La 3e édition du Festival national de l'art

d'Al-Haït s'est tenue, du 26 au 28 mai à Sidi Slimane, à l'initiative du ministère de la Culture.

Le rideau est tombé, jeudi dernier, sur le Festival national de l'art d'Al-Haït. Cette manifestation culturelle et artistique témoigne de la richesse de l’héritage ancestral d’une région qui commence à connaitre un dynamisme et un développement multidimensionnels.

Organisé en partenariat avec la préfecture de Sidi Slimane, le conseil de la région du Gharb-Chrarda-Bni Hssen, le conseil municipal et le conseil provincial de la ville, ce festival ambitionne de contribuer à la préservation du patrimoine culturel local, à sa promotion auprès des nouvelles générations et à la célébration de ses pionniers et symboles.

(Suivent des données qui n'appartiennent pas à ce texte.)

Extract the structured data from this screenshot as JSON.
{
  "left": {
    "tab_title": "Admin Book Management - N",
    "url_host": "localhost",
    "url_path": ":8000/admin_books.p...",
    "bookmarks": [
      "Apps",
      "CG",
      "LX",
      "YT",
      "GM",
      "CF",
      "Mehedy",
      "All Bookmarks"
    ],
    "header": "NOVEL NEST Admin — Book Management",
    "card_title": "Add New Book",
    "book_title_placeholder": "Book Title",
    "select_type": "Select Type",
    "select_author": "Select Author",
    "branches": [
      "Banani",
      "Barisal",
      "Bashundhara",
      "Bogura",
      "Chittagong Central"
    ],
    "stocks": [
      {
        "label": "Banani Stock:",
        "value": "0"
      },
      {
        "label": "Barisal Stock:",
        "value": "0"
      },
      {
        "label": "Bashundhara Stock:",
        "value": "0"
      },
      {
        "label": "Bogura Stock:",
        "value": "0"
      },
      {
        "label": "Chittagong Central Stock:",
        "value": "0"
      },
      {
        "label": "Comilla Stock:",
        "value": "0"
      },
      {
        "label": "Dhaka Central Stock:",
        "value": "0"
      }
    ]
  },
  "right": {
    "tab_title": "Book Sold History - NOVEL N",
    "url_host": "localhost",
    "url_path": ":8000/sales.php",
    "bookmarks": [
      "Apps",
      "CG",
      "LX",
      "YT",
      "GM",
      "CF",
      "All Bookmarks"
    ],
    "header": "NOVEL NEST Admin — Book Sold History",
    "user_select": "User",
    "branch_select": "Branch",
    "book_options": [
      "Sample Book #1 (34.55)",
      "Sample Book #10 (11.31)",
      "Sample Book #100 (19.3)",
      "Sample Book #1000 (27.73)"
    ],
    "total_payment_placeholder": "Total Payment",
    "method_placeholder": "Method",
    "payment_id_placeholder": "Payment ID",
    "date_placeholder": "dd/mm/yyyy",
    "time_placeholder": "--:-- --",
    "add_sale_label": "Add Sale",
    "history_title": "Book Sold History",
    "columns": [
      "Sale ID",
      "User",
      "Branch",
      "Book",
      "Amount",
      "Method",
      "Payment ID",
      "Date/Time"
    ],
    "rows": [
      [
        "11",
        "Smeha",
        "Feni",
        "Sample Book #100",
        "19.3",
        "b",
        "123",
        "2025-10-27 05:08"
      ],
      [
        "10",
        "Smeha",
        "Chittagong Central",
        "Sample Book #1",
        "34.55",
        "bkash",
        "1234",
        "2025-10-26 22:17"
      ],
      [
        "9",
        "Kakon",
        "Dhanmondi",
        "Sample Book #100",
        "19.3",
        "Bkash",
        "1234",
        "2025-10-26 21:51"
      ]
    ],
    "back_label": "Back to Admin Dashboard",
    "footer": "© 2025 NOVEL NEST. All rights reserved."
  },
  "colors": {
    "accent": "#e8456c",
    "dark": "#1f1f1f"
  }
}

El Adaoui, wali de la région du Gharb-Chrarda-Bni Hssen, a mis l’accent sur la diversité et la richesse culturelle de la région en indiquant que l’art d’Al-Haït était une forme d’expression artistique noble et authentique. Tenue sur le thème «L’art d’Al-Haït : patrimoine culturel immatériel au service du développement», cette troisième édition a été marquée par l’organisation de trois soirées musicales célébrant le patrimoine, avec la participation de troupes traditionnelles et populaires, représentant l'art d'Al-Haït des différentes régions du Royaume. L’hommage rendu aux grands maîtres de l’art d’Al-Haït, Kacem Razzak et Larbi Toto, a été un moment de grande émotion. L’assistance a salué ce geste d’une grande symbolique et qui constitue une reconnaissance au rôle joué par les pionniers pour le renforcement de l’identité culturelle, locale, régionale et nationale.

La dimension académique a aussi été présente lors de cet événement culturel. Animé par Mohamed Kharraz, directeur du festival, un colloque sur le phénomène d’Al-Haït et ses dimensions socioculturelles a mis en lumière les multiples facettes de cet art et son ancrage dans la mémoire collective locale et régionale. Des professeurs spécialisés dans le domaine du patrimoine artistique traditionnel, notamment Hassan El Bahraoui, Idriss

Al Karch et Amar Hamdach, ont enrichi le débat par la qualité de leurs communications. Leurs exposés constituent une valeur ajoutée qui ne peut que contribuer à la promotion d’un art considéré à Sidi Slimane comme un mode de vie.